Two of the positional candidate genes identified in this study, MAP3K1 and LMX1B, have previously been linked with ocular development (27,28). Mutations in LMX1B, which cause nail patella syndrome, are known to cause glaucoma due to abnormal development of the anterior segment of the eye (29). In the LMX1B locus, the top variant showing strongest eQTL effect for LMX1B among analyzed variants in our GWAS was rs10987373, which showed third top association for POAG (PGWAS = 1.31×10−6, r2 with rs10819187 = 0.85 in EAS samples of 1KG). Risk allele of this SNP (G allele) was associated with the increased expression of LMX1B in GTEx, implying that increased level of this gene product might confer the risk of POAG. Nevertheless, considering that the individuals with loss of function variants in LMX1B (Nail–Patella syndrome) was reported to be at higher risk for POAG, these observations appeared to be inconsistent. Further investigations will be needed to clarify the role of LMX1B in the pathogenesis of POAG. MEIS2 interacts with FOXC1, a gene located at a known POAG-susceptibility locus (7), and is expressed in the trabecular meshwork (30). HMGA2 is also important for the development of the eye (31). These results suggest that genes related to ocular development may play a role in POAG pathogenesis. Further analyses that include assessment of eQTL in these ocular tissues will be required to confirm which genes are associated with POAG.

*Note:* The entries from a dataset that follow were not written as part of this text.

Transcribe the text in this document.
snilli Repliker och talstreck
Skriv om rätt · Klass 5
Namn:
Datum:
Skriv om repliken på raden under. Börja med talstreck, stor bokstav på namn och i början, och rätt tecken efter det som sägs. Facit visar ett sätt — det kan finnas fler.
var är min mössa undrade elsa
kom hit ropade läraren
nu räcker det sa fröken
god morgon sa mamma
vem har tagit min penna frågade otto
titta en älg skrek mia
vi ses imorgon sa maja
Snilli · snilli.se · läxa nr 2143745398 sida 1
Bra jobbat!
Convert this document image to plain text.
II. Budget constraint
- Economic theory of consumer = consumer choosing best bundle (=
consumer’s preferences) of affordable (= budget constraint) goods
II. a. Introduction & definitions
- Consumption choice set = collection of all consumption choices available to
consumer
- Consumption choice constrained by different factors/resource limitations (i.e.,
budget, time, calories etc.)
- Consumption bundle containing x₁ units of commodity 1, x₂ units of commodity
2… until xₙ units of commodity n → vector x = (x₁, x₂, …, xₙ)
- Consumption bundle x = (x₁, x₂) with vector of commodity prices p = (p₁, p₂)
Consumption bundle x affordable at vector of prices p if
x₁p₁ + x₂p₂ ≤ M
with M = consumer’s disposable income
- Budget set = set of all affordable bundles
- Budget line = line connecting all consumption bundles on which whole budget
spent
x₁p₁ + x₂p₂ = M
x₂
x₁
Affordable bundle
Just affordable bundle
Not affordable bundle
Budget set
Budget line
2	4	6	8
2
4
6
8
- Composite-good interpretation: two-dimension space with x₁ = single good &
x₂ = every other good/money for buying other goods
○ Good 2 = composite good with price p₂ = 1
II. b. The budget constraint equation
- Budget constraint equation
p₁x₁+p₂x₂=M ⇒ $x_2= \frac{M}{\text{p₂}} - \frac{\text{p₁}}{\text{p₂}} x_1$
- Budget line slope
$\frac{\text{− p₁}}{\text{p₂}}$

Although we excluded exfoliation syndrome from POAG cases, we found a significant association of a missense variant in LOXL1 (rs1048661, R141L) with POAG susceptibility. The association between rs1048661 and glaucoma is known to be explained by exfoliation glaucoma in European population (22), however previous meta-analysis of LOXL1 gene polymorphisms (32) suggested the association of rs1048661 with POAG in Asian population (P = 0.03). LOXL1 gene product has been reported to modulate extracellular matrix biogenesis by cross-linking elastin and collagen in connective tissues (33). Elastin is a major component of the elastic fibers of the extracellular matrix of the lamina cribrosa, and deformity of the lamina cribrosa has been postulated to damage retinal ganglion cell axons that penetrate its pores (34). Since rs1048661 is reported to affect the LOXL1 expression (22), LOXL1 dysregulation may have a possibility to alter the structural integrity of retinal ganglion cells and their axons, and resulted in the pathogenesis of POAG.
The results of the pathway analysis suggested the involvement of the EGFR signaling in POAG pathogenesis. The EGFR signaling affects the development and fate of the retinal ganglion cells, e.g. axon growth and death of these cells (35,36). A previous study showed that the EGFR signaling in concert with complement C3 signaling, both of which are active in astrocytes at the optic nerve head (37,38), may act against glaucoma (39). Conversely, intraocular pressure-dependent activation of EGFR may induce NOS-2 expression, which may cause oxidative stress that are deemed damaging for the retinal ganglion cells (38), particularly in glaucoma (40). Furthermore, EGFR appears to regulate various pathways in astrocytes including MAPK signaling and PI3K-AKT signaling that may be important for the biology of retinal ganglion cells in glaucoma (39). For example, increased MAPK signaling activation has been reported in neurons and glia in postmortem eyes from glaucoma patients (41). Furthermore, we have reported that an activation of PI3K-AKT signaling protects retinal ganglion cells in an animal model of glaucoma (42). Taken together, despite some opposing effects the EGFR that remains to be defined in the context of glaucoma neurobiology, it is not surprising that EGFR signaling were computationally predicted as the important pathway potentially contributing to POAG pathogenesis.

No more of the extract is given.